While sifting through the archives of Dunoon’s Castle House Museum, Museum Manager John Stirling drew my attention to a collection of Victorian glass and ceramic bottles. I’d been researching records and artefacts in preparation for a local exhibition called People of Place: Shop Keepers of Dunoon Heritage Trail; a series of shop window displays that used objects to engage people with the hidden stories of its high street.
The collection of bottles became part of the arrangement in the window of what is now Kennedy’s Pharmacy. The display included a short text describing George Stirling, who established the pharmacy in the late 19th century. He sold pharmaceuticals typical of the time alongside 'aerated waters'.
The production of flavoured sparkling water alongside healing elixirs and medical prescriptions didn’t raise eyebrows at that time. Stirling was suitably qualified and equipped with the mechanical processes to infuse water with carbon dioxide and natural ingredients.
When Stirling died in 1879, his eldest son expanded the family business with the construction of a new factory, a building that still stands today behind the pharmacy building, just off the high street in Dunoon.
George Stirling's beverages became popular across Cowal.
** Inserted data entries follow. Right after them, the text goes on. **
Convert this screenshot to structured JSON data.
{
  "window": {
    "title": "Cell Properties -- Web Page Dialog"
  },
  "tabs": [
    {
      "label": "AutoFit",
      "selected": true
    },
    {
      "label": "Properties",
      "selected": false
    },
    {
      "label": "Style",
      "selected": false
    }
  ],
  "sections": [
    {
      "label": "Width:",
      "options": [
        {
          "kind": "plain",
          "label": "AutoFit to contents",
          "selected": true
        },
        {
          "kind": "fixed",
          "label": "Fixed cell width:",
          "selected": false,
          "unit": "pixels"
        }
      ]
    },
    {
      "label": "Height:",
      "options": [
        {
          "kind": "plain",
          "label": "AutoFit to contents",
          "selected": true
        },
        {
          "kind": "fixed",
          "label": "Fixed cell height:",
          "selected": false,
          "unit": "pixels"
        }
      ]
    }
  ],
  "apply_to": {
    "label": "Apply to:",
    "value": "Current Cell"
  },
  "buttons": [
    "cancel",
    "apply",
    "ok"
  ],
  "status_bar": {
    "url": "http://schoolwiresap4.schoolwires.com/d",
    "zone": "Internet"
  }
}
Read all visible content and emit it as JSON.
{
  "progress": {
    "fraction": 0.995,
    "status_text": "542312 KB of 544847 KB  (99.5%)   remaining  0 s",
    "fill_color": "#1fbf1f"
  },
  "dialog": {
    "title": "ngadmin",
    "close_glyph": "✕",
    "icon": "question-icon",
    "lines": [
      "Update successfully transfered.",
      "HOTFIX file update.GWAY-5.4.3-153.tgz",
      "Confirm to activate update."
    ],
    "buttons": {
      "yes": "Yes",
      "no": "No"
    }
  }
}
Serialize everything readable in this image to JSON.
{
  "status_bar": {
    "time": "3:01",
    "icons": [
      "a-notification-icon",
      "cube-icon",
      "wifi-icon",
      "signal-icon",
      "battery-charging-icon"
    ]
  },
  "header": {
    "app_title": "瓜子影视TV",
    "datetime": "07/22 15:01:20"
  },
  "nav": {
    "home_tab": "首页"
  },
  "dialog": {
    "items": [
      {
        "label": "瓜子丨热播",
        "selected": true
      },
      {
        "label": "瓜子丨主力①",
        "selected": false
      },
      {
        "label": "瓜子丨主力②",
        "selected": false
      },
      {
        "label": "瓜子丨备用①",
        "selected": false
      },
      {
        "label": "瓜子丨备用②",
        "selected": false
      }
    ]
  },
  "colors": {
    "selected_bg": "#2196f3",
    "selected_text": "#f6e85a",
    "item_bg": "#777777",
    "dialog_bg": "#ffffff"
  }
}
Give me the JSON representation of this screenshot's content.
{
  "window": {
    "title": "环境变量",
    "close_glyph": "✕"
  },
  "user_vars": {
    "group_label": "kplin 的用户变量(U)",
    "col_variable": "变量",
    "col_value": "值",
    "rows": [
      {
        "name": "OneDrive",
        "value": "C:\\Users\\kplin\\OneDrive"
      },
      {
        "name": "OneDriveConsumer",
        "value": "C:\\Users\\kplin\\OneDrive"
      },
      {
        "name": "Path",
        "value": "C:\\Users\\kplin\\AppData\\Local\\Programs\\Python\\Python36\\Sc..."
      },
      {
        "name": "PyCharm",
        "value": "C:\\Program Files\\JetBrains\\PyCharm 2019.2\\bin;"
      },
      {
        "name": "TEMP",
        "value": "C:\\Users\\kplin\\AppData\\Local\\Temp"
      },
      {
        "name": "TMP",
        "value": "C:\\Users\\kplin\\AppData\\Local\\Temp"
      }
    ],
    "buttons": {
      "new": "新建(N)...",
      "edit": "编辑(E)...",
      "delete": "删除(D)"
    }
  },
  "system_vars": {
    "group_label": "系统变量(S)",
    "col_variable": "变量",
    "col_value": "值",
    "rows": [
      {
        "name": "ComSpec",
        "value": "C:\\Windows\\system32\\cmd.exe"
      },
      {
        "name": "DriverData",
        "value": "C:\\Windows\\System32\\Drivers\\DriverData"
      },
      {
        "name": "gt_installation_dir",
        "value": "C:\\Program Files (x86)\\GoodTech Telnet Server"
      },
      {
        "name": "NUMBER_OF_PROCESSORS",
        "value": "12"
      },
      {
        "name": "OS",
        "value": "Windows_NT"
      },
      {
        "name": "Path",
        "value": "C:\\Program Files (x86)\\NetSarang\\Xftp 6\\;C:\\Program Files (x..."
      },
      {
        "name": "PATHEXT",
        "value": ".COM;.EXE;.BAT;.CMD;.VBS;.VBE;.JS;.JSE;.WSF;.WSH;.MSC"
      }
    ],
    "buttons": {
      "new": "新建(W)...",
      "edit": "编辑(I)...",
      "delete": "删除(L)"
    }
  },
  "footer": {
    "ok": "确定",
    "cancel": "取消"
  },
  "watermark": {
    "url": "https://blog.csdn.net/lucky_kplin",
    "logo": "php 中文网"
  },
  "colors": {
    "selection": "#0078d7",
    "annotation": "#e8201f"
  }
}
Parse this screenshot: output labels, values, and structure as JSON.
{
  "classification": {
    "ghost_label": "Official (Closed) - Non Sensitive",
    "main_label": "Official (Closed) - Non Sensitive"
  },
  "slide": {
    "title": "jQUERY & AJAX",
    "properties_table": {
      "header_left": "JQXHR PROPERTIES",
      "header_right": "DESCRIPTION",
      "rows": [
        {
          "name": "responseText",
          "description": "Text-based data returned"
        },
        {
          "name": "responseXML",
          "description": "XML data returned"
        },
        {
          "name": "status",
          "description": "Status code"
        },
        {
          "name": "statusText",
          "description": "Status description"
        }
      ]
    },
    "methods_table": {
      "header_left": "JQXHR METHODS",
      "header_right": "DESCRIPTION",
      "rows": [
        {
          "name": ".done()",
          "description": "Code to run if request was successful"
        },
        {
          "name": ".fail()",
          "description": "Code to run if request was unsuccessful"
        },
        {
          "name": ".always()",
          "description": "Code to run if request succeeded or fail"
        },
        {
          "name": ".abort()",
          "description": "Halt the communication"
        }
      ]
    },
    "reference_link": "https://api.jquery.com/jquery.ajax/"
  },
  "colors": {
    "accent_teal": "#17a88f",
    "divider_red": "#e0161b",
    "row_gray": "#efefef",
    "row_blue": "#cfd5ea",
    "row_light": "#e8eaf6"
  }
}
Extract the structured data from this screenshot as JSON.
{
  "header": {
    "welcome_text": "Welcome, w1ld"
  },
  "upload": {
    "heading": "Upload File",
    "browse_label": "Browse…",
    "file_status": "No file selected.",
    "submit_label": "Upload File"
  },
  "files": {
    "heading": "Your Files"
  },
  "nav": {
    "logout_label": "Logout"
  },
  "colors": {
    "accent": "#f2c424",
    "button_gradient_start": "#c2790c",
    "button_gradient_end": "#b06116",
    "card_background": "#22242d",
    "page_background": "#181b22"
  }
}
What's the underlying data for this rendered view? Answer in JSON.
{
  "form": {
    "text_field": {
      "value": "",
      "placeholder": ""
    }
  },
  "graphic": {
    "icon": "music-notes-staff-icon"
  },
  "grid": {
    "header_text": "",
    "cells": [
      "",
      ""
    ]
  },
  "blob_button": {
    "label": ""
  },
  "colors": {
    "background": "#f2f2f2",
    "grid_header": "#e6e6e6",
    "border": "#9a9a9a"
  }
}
They were sold directly from the pharmacy and through local hotels, restaurants and public houses.
It wasn’t until the late 1940s that the business was sold to Glasgow based Dunns. Products were stripped of the Stirling brand, but the building continued to be used to produce soft drinks until the 1970s when it was closed and the factory sold.
Dunoon Goes Pop is now a Tacit Tacit research iniative, dedicated to understanding how this manufacturing heritage can be utilsed to support the regeneration of the town.
We are collaborating with local illustrator and drinks enthusiast Walter Newton who will help us develop a brand.
We have already revived Stirling's original visual ID and produced new sparkling beverages based on Victorian recipes and traditional carbonation techniques. We have also hosted public taste tests of George Stirling Ginger Beer, Lemonade and Cola. We have even interviewed people who remember the original factory.
Importantly, the project will draw heavily on the lockdown lessons learned from the independent businesses across the UK, who enriched their niche brands through localised growth and connection. A strategy that can benefit other communities with cultural heritage treasures that may unlock new ways to generate public engagement and revenue in these challenging times.